Cell-type RNA-seq analysis

The separation of somatic and reproductive cells of A. gubernaculifera, RNA-seq analysis using both cell samples and differential expression analysis were performed as shown in Fig. 3a and described in detail in Supplementary Methods. For characterization of gene expression patterns in somatic and reproductive cells, we conducted Gene Ontology (GO) enrichment analysis of differentially expressed genes (Supplementary Methods) and analyses of gene expression involved in motility, photosynthesis, carbon metabolism, and multicellularity (Supplementary Methods, Supplementary Data 48). The latter were mainly based on BLASTP search using homologs in C. reinhardtii43 and V. carteri32 (Supplementary Methods) and phylogenetic analysis of LHCII and LHCI genes (Supplementary Fig. 15).

Identification and analysis of somatic- and reproductive-specific genes

The characteristics of proteins encoded in all somatic- and reproductive-specific genes described above were deduced based on a BLASTP search against the NCBI nonredundant database (E-value < 1e−10) using DIAMOND v2.0.2.14064 and a domain search against all Pfam-A models65 using “hmmscan” (E-value < 1e−5) in HMMER. The putative hydroxyproline-rich domains, which contain prolines at a high ratio, were difficult to detect by these searches and were instead found by checking sequences manually. Among somatic-specific genes, putative MYB transcription factors, Agub_g2945 and Agub_g5284, and a putative RWP-RK transcription factor, Agub_g8265, were subjected to phylogenetic analysis (Supplementary Methods).
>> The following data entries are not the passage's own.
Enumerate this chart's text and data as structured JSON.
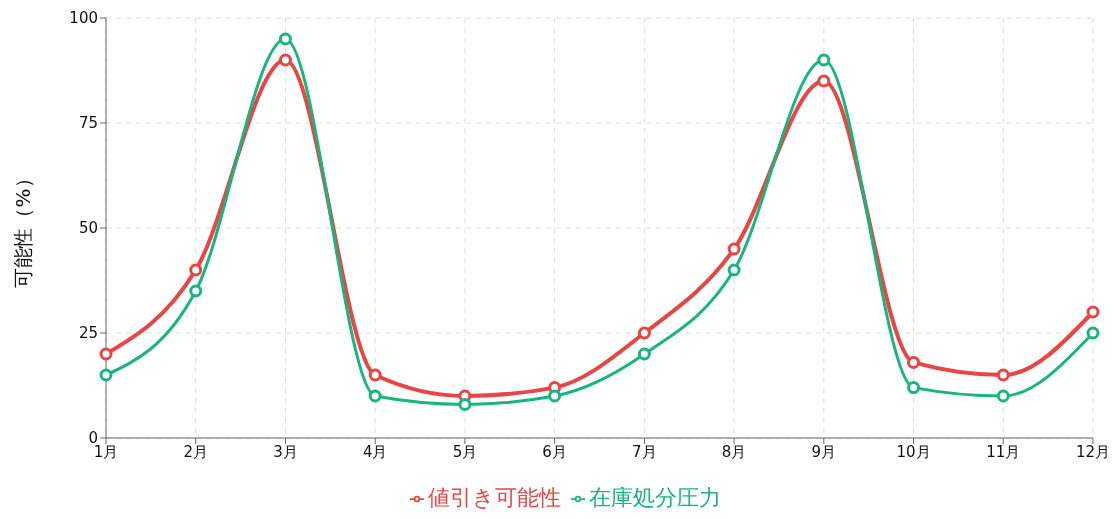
{
  "chart_data": {
    "type": "line",
    "ylabel": "可能性（%）",
    "categories": [
      "1月",
      "2月",
      "3月",
      "4月",
      "5月",
      "6月",
      "7月",
      "8月",
      "9月",
      "10月",
      "11月",
      "12月"
    ],
    "series": [
      {
        "name": "値引き可能性",
        "color": "#e84545",
        "values": [
          20,
          40,
          90,
          15,
          10,
          12,
          25,
          45,
          85,
          18,
          15,
          30
        ]
      },
      {
        "name": "在庫処分圧力",
        "color": "#17b57f",
        "values": [
          15,
          35,
          95,
          10,
          8,
          10,
          20,
          40,
          90,
          12,
          10,
          25
        ]
      }
    ],
    "ylim": [
      0,
      100
    ],
    "yticks": [
      0,
      25,
      50,
      75,
      100
    ],
    "grid": true,
    "legend": "bottom",
    "marker": "circle",
    "line_style": "solid"
  }
}
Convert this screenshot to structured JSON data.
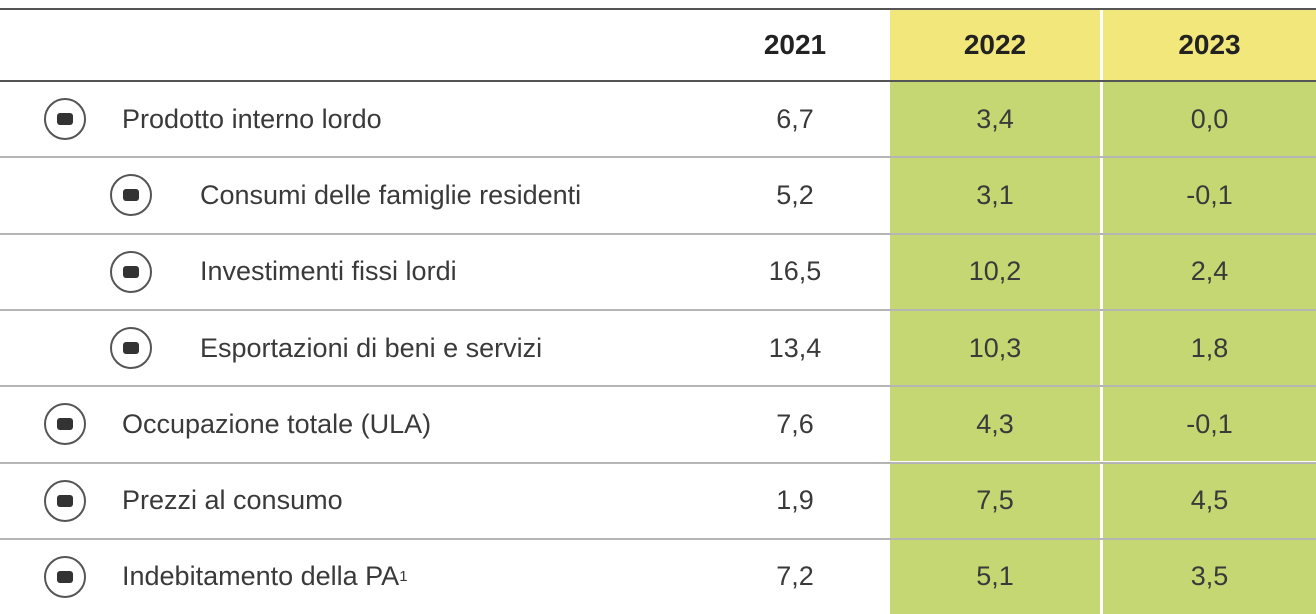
{
  "table": {
    "header": [
      "2021",
      "2022",
      "2023"
    ],
    "rows": [
      {
        "label": "Prodotto interno lordo",
        "level": 0,
        "values": [
          "6,7",
          "3,4",
          "0,0"
        ]
      },
      {
        "label": "Consumi delle famiglie residenti",
        "level": 1,
        "values": [
          "5,2",
          "3,1",
          "-0,1"
        ]
      },
      {
        "label": "Investimenti fissi lordi",
        "level": 1,
        "values": [
          "16,5",
          "10,2",
          "2,4"
        ]
      },
      {
        "label": "Esportazioni di beni e servizi",
        "level": 1,
        "values": [
          "13,4",
          "10,3",
          "1,8"
        ]
      },
      {
        "label": "Occupazione totale (ULA)",
        "level": 0,
        "values": [
          "7,6",
          "4,3",
          "-0,1"
        ]
      },
      {
        "label": "Prezzi al consumo",
        "level": 0,
        "values": [
          "1,9",
          "7,5",
          "4,5"
        ]
      },
      {
        "label": "Indebitamento della PA",
        "note": "1",
        "level": 0,
        "values": [
          "7,2",
          "5,1",
          "3,5"
        ]
      }
    ]
  }
}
Statistics and reproducibility

For cell-type RNA-seq analysis, we isolated three somatic and reproductive cell samples from different flasks containing A. gubernaculifera culture, respectively, and treated as biological replicates (Supplementary Table 2). The differential expression analysis was based on Wald test between the three somatic and three reproductive replicates using DESeq266. GO enrichment analysis was based on two-sided Fisher’s exact test for the detected differential expressed genes (somatic and reproductive genes) using Blast2GO67. For both tests, statistical significance was defined as a false discovery rate (FDR) < 0.05. See Supplementary Methods for detail.